On the 24 June a group of 20 Probus members and Partners met at Wilton House, Salisbury the home to the 18th Earl and Countess of Pembroke. The visit, organised by Richard Burt, began with coffee and cookies in the cafe followed by guided tours of the house which provides a fascinating insight into British history. It has been a family home for over 450 years and is built on the site of a 9th century nunnery it is set in 21acres of landscaped parkland, with water and rose gardens beside the River Nadder. It has provided the backdrop for many tv series and films including Bridgerton, Emma, Tomb Raider, The Crown, Pride & Prejudice and The Madness of King George.

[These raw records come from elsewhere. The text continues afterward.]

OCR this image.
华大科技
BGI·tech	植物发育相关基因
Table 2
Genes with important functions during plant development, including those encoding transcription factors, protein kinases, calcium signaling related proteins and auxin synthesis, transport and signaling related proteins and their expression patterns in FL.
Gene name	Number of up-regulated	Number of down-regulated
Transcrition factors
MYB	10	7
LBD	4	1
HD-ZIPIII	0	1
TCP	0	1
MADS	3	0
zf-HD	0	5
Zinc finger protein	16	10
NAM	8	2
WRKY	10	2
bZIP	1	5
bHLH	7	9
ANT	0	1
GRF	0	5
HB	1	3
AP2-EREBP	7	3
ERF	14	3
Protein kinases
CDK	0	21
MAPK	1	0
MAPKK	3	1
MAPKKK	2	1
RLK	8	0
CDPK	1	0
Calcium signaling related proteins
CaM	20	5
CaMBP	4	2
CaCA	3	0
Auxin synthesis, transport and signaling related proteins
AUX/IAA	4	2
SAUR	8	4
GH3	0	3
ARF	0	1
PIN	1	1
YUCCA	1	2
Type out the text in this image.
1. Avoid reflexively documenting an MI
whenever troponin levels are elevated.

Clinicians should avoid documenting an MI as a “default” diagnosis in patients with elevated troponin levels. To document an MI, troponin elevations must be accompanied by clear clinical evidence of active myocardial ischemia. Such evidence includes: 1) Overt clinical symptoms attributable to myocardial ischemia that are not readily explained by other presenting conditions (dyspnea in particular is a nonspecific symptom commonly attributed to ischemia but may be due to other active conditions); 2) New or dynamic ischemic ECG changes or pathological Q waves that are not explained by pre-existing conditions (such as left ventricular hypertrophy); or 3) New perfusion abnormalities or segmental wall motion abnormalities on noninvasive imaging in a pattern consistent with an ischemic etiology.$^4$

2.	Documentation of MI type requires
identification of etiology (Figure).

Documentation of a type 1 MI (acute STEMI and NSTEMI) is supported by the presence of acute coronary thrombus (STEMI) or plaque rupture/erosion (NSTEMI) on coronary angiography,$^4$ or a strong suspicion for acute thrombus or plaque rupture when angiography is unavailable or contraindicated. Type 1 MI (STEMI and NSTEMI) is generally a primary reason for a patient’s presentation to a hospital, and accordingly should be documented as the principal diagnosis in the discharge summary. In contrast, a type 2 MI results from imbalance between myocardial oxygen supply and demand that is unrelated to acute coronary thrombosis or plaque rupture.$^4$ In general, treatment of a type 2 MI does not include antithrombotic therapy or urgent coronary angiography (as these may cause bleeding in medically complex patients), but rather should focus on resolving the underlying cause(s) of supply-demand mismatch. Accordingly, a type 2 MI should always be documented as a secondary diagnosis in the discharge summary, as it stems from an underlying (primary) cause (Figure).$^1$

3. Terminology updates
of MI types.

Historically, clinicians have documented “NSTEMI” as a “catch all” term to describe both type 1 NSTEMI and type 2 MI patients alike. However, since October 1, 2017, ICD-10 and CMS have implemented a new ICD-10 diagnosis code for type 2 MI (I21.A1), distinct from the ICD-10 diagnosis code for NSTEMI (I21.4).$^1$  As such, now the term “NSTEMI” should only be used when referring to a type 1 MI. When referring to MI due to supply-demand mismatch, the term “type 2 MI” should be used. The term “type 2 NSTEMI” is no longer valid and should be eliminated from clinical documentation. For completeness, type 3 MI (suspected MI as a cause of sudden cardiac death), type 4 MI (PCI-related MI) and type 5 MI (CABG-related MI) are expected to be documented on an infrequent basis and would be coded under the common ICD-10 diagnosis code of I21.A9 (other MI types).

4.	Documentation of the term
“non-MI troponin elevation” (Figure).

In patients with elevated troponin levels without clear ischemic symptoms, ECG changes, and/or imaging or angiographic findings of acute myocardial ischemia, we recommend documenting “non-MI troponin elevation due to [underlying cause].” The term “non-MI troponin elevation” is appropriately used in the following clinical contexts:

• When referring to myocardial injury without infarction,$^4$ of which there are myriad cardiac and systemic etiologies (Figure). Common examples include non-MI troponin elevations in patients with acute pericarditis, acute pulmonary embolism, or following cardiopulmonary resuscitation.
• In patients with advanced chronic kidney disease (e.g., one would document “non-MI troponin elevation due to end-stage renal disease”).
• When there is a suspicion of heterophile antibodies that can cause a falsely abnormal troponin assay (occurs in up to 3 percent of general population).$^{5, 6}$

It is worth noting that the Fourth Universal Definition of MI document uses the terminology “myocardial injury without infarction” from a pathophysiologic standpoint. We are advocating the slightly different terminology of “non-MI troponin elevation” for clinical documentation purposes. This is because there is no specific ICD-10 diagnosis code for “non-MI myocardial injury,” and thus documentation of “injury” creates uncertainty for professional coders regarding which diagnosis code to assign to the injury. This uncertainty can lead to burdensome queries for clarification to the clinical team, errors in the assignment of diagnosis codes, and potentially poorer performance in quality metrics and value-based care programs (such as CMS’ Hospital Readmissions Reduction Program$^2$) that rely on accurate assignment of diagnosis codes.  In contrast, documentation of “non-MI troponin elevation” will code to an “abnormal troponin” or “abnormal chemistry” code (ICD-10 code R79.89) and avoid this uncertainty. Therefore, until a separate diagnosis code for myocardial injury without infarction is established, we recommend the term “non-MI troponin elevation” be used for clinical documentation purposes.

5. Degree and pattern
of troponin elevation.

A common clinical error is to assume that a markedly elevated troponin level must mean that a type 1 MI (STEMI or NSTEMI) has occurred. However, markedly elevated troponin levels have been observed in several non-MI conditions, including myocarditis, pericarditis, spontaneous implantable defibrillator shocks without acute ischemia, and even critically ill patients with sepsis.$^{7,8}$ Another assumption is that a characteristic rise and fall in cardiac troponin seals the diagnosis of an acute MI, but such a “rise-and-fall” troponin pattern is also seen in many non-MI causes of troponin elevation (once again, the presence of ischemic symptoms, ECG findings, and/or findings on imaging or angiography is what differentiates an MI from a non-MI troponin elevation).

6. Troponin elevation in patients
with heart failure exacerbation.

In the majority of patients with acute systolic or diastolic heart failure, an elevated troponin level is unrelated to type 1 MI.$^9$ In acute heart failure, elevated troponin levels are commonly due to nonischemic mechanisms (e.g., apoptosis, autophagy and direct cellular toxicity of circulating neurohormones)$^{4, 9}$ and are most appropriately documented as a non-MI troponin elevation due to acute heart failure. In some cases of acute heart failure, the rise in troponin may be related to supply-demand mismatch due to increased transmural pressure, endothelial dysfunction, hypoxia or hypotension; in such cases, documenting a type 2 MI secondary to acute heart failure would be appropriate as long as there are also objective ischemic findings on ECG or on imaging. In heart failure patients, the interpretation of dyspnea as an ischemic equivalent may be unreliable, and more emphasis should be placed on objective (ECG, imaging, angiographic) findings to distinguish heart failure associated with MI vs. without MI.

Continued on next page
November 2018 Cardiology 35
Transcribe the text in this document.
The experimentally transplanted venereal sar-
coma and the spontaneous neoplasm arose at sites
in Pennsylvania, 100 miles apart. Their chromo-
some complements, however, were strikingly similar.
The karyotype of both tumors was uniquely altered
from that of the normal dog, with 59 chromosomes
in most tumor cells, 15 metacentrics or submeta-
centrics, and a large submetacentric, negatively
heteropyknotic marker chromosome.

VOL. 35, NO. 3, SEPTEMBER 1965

The house and grounds were granted by Henry VIII to Sir William Herbert and ancestor of the current Earl in 1544. The house has been inextricably linked to the political and artistic circles of England whilst at the same time providing employment and homes for estate workers. Wilton House is famous for its sculptures but it was the art collection that was most memorable. There are a number of original paintings by Jan Lievens, Rembrandt a fine group of Richard Wilson landscapes. The Pembroke family portrait by Anthony Van Dyck adorns the Double Cube Room and a number of other Van Dyck originals are hung throughout the house. Other commissioned portraits of family members include a wonderful sequence of works by Joshua Reynolds. A final mention must go to the magnificent Violin Bookcase, in the Large Smoking Room. Designed by William Chambers in 1760 it is perhaps the most valuable piece made by Thomas Chippendale.


The buffet lunch back in the cafe was a welcome sojourn from the cultural experience. The afternoon was spent visiting the Earl’s classic car collection and walking the grounds alongside the river Nadder. Thanks must go to the Wilton House staff, tour guides and Ministry of Food in the cafe who were all extremely knowledgable, polite and accommodating throughout the day.